Nas primeiras horas da manhã, enquanto boa parte da população ainda não saiu de casa, equipes da limpeza urbana já estão em atividade nas ruas das cidades.
Esses profissionais atuam na varrição de vias públicas, na coleta de lixo doméstico e comercial, no acondicionamento adequado dos resíduos e no transporte do material recolhido até aterros sanitários ou centros de reciclagem.
Uma proposta aprovada na Câmara dos Deputados prevê a criação de um piso salarial nacional para essa categoria, no valor de R$ 3.036. O texto abrange trabalhadores que desempenham funções ligadas diretamente à limpeza e ao manejo de resíduos sólidos urbanos, em diferentes etapas do serviço de coleta e destinação final.
Além do piso, o projeto estabelece o pagamento de adicional de insalubridade fixado em 40%. O objetivo do benefício é considerar as condições enfrentadas diariamente pelos trabalhadores, que lidam com ambientes expostos a agentes biológicos, materiais contaminados e riscos físicos durante a execução das atividades.
A proposta também inclui a possibilidade de aposentadoria especial para profissionais que atuam por longos períodos em funções consideradas prejudiciais à saúde. Esse tipo de aposentadoria leva em conta o tempo de exposição a condições insalubres ao longo da vida profissional.
Outro ponto previsto no texto é a negociação de benefícios adicionais por meio de acordos coletivos. Entre eles, podem ser incluídos itens como vale-alimentação, cesta básica e plano de saúde, dependendo das negociações firmadas entre empregadores e representantes da categoria.
A jornada de trabalho sugerida é de seis horas diárias, totalizando 36 horas semanais. Essa organização busca padronizar o tempo de serviço em nível nacional, considerando a natureza das atividades desempenhadas.
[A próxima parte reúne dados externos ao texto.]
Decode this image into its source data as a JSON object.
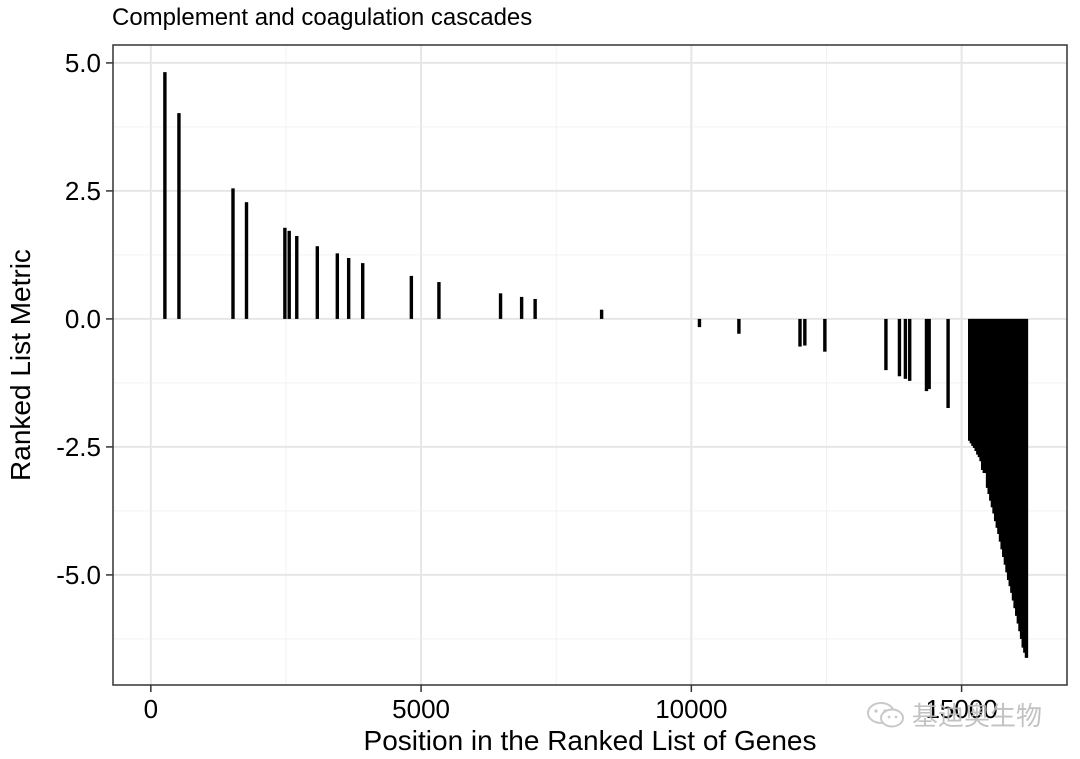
{
  "chart_data": {
    "type": "bar",
    "title": "Complement and coagulation cascades",
    "xlabel": "Position in the Ranked List of Genes",
    "ylabel": "Ranked List Metric",
    "xlim": [
      -700,
      16950
    ],
    "ylim": [
      -7.15,
      5.35
    ],
    "x_ticks": [
      0,
      5000,
      10000,
      15000
    ],
    "x_tick_labels": [
      "0",
      "5000",
      "10000",
      "15000"
    ],
    "y_ticks": [
      5.0,
      2.5,
      0.0,
      -2.5,
      -5.0
    ],
    "y_tick_labels": [
      "5.0",
      "2.5",
      "0.0",
      "-2.5",
      "-5.0"
    ],
    "grid": true,
    "theme": "bw",
    "bar_color": "#000000",
    "series": [
      {
        "x": [
          260,
          520,
          1520,
          1770,
          2480,
          2560,
          2700,
          3080,
          3450,
          3660,
          3920,
          4820,
          5330,
          6470,
          6860,
          7110,
          8340,
          10150,
          10880,
          12010,
          12100,
          12470,
          13600,
          13850,
          13960,
          14040,
          14350,
          14400,
          14750,
          15150,
          15180,
          15210,
          15240,
          15270,
          15300,
          15330,
          15360,
          15390,
          15420,
          15450,
          15480,
          15510,
          15540,
          15570,
          15600,
          15630,
          15660,
          15690,
          15720,
          15750,
          15780,
          15810,
          15840,
          15870,
          15900,
          15930,
          15960,
          15990,
          16020,
          16050,
          16080,
          16110,
          16140,
          16170,
          16200
        ],
        "values": [
          4.82,
          4.02,
          2.55,
          2.28,
          1.78,
          1.72,
          1.62,
          1.42,
          1.28,
          1.19,
          1.09,
          0.84,
          0.72,
          0.5,
          0.43,
          0.39,
          0.18,
          -0.16,
          -0.29,
          -0.54,
          -0.52,
          -0.64,
          -1.0,
          -1.12,
          -1.17,
          -1.21,
          -1.41,
          -1.37,
          -1.74,
          -2.38,
          -2.43,
          -2.48,
          -2.52,
          -2.58,
          -2.65,
          -2.7,
          -2.78,
          -2.95,
          -3.01,
          -2.6,
          -3.3,
          -3.42,
          -3.55,
          -3.68,
          -3.8,
          -3.95,
          -4.08,
          -4.2,
          -4.35,
          -4.5,
          -4.65,
          -4.8,
          -4.95,
          -5.1,
          -5.22,
          -5.35,
          -5.5,
          -5.65,
          -5.8,
          -5.95,
          -6.1,
          -6.25,
          -6.42,
          -6.52,
          -6.62
        ]
      }
    ]
  },
  "watermark": {
    "text": "基迪奥生物",
    "icon": "wechat-icon"
  }
}
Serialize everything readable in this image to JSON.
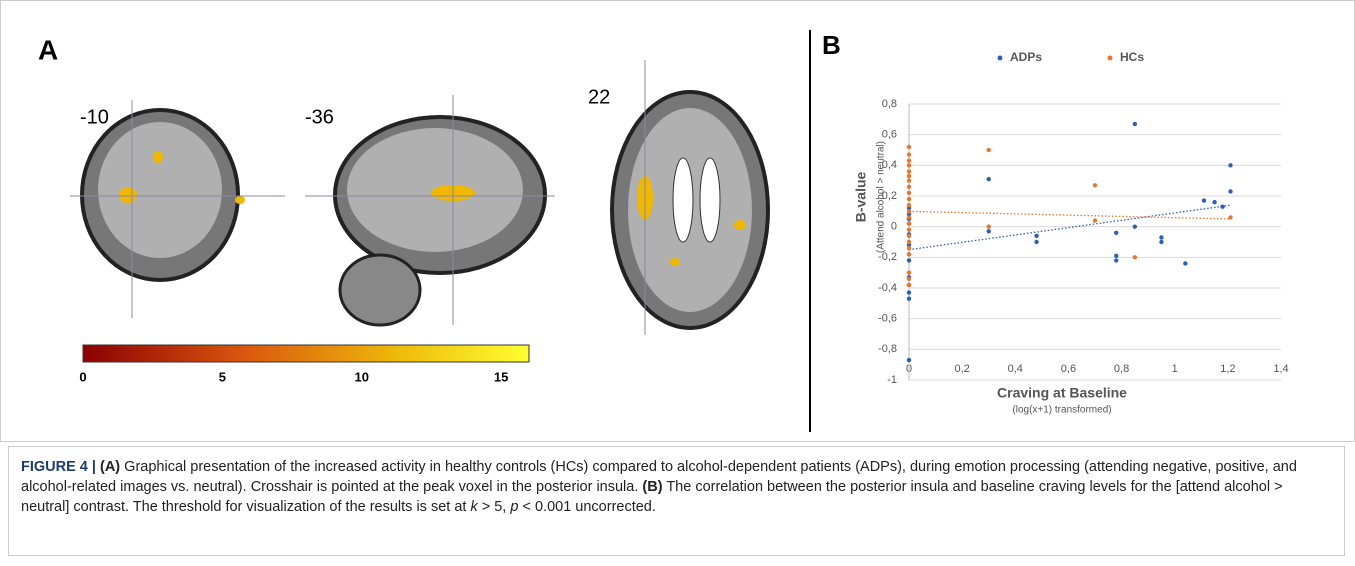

Os profissionais da limpeza urbana enfrentam rotinas que exigem esforço físico constante, deslocamentos extensos durante o trabalho e contato direto com resíduos variados. Em muitos casos, também estão expostos às condições climáticas, como sol intenso e chuva, além de riscos de acidentes durante a coleta.
Segundo estimativas de entidades municipais, a implementação do piso pode gerar impacto financeiro significativo para as administrações locais. A Confederação Nacional dos Municípios aponta que os custos anuais podem chegar a bilhões de reais.
O projeto ainda segue em tramitação no Congresso Nacional e precisa passar por novas etapas de análise antes de eventual aprovação definitiva e possível entrada em vigor.